Jessica Vall Montereo (ESP) sorgte für den Überraschungscoup des Abends, sie sicherte sich die Goldmedaille im 100m-Brust-Finale in einer Zeit von 1:07,76 Minuten. Nach dem Rennen sagte die zierliche Spanierin, dass sie nur noch ins Ziel wollte, weil ihre Beine bereits so schwer geworden waren. Zweite in diesem spannenden Rennen wurde Miho Teramura (JPN) in 1:07,78. Die deutsche WM-Entdeckung Anna Elendt sorgte für besonders großen Jubel in der Schwimm- und Sprunghalle im Europapark, weil sie als Dritte in 1:08,87 anschlug. „Das zeigt mir, dass ich auch aus dem vollen Training schnell schwimmen kann“, freute sich die 18-Jährige aus Darmstadt.

Über 50m Rücken lieferten sich dann Vladimir Morozov (RUS) und Michael Andrew (USA) wieder mal ein packendes Duell, das jedoch der Russe, wie zuletzt immer, für sich entscheiden konnte. Er sprintete in 24,75 Sekunden ins Ziel. Der US-Amerikaner Andrew schlug als Zweiter nach 24,97 an. Das Trio auf dem Podest komplettiert Grigory Tarasevich (RUS), der eine Zeit von 25,14 schwamm.

Ein überzeugendes Rennen lieferte Kira Toussanit (NED) über 100m Rücken, bei denen sie nach 59,46 Sekunden als Erste ins Ziel kam. Den zweiten Platz sicherte sich die Kanadierin Taylor Ruck (CAN) in 59,84. Ein zweites Mal an diesem Abend sprang die Ungarin Katina Hosszu ins Wasser und belohnte sich mit dem dritten Rang in 1:00,65. Am Sonntag müsste sie nun noch zweimal gewinnen, um die Siegesserie im Weltcup auf 300 zu erhöhen.

Über die Sprintdistanz 50m Schmetterling der Damen wollte man vorher keine Wetten abschließen, so hochkarätig war das Feld besetzt. Die glückliche Siegerin war am Ende Ranomi Kromowidjojo(NED), sie schlug nach 25,67 Sekunden an. Die Zweitplatzierte Cate Campbell aus Australien folgte ihr nach 26,12 Sekunden. Gleich drei dritte Plätze gab es nach 26,14 zu vergeben. Neben Emilie Beckmann (DEN) und Michelle Colemann (SWE) sicherte sich auch die Magdeburgerin Aliena Schmidtke (GER) die Bronzemedaille. „Bisher war ich ja immer ganz gut darin, Vierte zu werden. Da gibt so ein Ergebnis Hoffnung und macht Mut“, sagte Schmidtke zu ihrem ersten Weltcup-Podium überhaupt.
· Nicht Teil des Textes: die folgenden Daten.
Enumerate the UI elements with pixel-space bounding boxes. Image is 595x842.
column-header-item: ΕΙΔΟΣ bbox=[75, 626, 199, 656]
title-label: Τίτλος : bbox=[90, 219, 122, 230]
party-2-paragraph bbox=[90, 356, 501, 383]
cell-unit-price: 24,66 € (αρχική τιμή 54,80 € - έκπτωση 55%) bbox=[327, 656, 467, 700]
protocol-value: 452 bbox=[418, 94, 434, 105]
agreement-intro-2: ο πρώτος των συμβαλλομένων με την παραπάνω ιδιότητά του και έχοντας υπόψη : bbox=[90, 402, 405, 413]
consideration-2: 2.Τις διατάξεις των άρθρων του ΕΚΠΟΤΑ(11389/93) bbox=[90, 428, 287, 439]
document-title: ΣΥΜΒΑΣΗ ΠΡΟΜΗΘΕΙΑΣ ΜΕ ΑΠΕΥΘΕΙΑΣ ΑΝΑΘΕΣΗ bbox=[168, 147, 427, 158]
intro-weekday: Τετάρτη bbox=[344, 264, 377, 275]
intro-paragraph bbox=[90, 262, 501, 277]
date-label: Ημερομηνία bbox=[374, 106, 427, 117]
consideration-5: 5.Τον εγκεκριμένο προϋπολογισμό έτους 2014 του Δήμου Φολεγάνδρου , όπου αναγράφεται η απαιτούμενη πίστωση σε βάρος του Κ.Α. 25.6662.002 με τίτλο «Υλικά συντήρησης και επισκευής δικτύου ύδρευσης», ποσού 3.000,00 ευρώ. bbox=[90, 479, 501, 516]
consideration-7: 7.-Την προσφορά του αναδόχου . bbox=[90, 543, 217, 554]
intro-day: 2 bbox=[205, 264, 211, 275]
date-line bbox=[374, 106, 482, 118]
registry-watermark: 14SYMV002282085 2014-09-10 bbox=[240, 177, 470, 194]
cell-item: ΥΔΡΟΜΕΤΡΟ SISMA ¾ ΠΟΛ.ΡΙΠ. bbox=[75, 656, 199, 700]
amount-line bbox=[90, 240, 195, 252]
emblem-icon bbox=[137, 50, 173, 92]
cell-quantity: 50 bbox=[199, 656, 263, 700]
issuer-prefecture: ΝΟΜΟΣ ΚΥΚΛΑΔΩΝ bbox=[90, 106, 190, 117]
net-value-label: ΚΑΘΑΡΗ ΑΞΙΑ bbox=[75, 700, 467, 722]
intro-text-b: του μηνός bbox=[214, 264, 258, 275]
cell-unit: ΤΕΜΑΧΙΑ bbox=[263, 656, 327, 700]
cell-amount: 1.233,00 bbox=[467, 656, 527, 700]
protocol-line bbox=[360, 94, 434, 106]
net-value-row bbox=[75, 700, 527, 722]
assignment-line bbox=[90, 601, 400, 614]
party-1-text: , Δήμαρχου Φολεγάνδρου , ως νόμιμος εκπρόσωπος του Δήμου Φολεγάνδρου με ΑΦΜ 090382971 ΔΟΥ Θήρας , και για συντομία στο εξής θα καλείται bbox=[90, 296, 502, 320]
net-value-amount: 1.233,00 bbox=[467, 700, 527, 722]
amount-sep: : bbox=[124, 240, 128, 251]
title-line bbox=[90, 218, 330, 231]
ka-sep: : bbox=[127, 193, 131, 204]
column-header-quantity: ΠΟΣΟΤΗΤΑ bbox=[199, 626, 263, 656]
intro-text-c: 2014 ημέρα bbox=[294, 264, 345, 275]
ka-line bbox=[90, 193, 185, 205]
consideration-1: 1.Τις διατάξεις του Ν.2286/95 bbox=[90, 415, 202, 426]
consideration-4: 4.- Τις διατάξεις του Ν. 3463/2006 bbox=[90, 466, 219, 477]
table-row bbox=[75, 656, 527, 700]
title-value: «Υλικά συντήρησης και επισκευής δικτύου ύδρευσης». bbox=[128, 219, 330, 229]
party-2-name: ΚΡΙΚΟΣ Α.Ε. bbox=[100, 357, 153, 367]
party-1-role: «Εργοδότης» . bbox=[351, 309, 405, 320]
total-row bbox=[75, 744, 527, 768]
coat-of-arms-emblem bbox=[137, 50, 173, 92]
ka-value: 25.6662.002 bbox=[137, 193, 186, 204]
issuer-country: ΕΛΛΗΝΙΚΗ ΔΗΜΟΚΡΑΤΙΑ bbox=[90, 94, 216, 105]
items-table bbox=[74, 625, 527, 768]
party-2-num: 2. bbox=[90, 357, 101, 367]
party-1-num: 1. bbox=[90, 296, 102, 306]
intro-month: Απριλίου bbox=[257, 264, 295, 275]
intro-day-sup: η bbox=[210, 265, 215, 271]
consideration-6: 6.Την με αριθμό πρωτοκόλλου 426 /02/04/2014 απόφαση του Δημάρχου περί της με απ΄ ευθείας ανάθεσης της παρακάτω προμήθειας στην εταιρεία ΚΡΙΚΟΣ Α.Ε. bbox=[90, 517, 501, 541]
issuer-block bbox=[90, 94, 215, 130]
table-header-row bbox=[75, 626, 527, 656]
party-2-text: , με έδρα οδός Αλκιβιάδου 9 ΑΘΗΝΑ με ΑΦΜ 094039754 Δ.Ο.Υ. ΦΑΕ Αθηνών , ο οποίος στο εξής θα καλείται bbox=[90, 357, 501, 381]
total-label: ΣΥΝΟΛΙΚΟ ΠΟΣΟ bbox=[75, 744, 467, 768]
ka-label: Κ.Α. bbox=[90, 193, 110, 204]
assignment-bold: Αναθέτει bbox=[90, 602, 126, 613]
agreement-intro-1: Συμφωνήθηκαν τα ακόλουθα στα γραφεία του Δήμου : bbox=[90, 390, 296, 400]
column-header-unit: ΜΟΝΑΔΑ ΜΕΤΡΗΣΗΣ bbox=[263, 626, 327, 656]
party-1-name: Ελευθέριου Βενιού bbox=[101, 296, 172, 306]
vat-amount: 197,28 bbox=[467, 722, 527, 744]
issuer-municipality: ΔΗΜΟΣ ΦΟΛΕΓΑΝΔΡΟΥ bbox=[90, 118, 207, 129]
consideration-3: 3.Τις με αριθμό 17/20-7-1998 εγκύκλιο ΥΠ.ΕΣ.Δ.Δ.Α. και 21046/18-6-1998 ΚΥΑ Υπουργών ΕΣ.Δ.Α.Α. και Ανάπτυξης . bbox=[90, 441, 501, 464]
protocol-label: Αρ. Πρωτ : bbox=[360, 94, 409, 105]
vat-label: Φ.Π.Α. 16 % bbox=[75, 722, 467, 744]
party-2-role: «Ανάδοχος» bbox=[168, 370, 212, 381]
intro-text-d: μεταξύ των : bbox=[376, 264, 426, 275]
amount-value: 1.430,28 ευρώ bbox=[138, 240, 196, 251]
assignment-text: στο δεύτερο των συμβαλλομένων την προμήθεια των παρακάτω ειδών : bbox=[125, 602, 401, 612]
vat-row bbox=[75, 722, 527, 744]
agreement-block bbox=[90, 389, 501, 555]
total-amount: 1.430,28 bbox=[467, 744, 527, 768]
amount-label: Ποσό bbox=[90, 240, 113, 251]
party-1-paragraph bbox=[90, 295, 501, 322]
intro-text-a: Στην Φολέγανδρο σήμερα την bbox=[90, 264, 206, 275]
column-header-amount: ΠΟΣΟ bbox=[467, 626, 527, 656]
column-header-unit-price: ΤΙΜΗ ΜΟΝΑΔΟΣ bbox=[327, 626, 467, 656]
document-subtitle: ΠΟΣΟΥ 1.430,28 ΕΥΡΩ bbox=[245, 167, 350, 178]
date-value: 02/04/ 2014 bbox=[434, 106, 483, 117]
Das letzte Einzel-Rennen an diesem Abend waren die 200m Schmetterling der Männer. Hier sah man von Anfang an den favorisierten Kristof Milak (HUN) vorn, doch hinter dem siegreichen Weltmeister (1:55,47) zeigte auch der Wahl-Berliner Ramon Klenz ein tolles Rennen und wurde in 1:57,34 Zweiter vor dem Italiener Federico Burdisso (1:57,78). „Das lief optimal, ich konnte auch auf der letzten Bahn noch richtig zusetzen“, freute sich Sportsoldat Klenz. Das erste Höhentrainingslager hat also richtig gut angeschlagen, das lässt für den weiteren Verlauf der Olympiasaison auf einiges hoffen.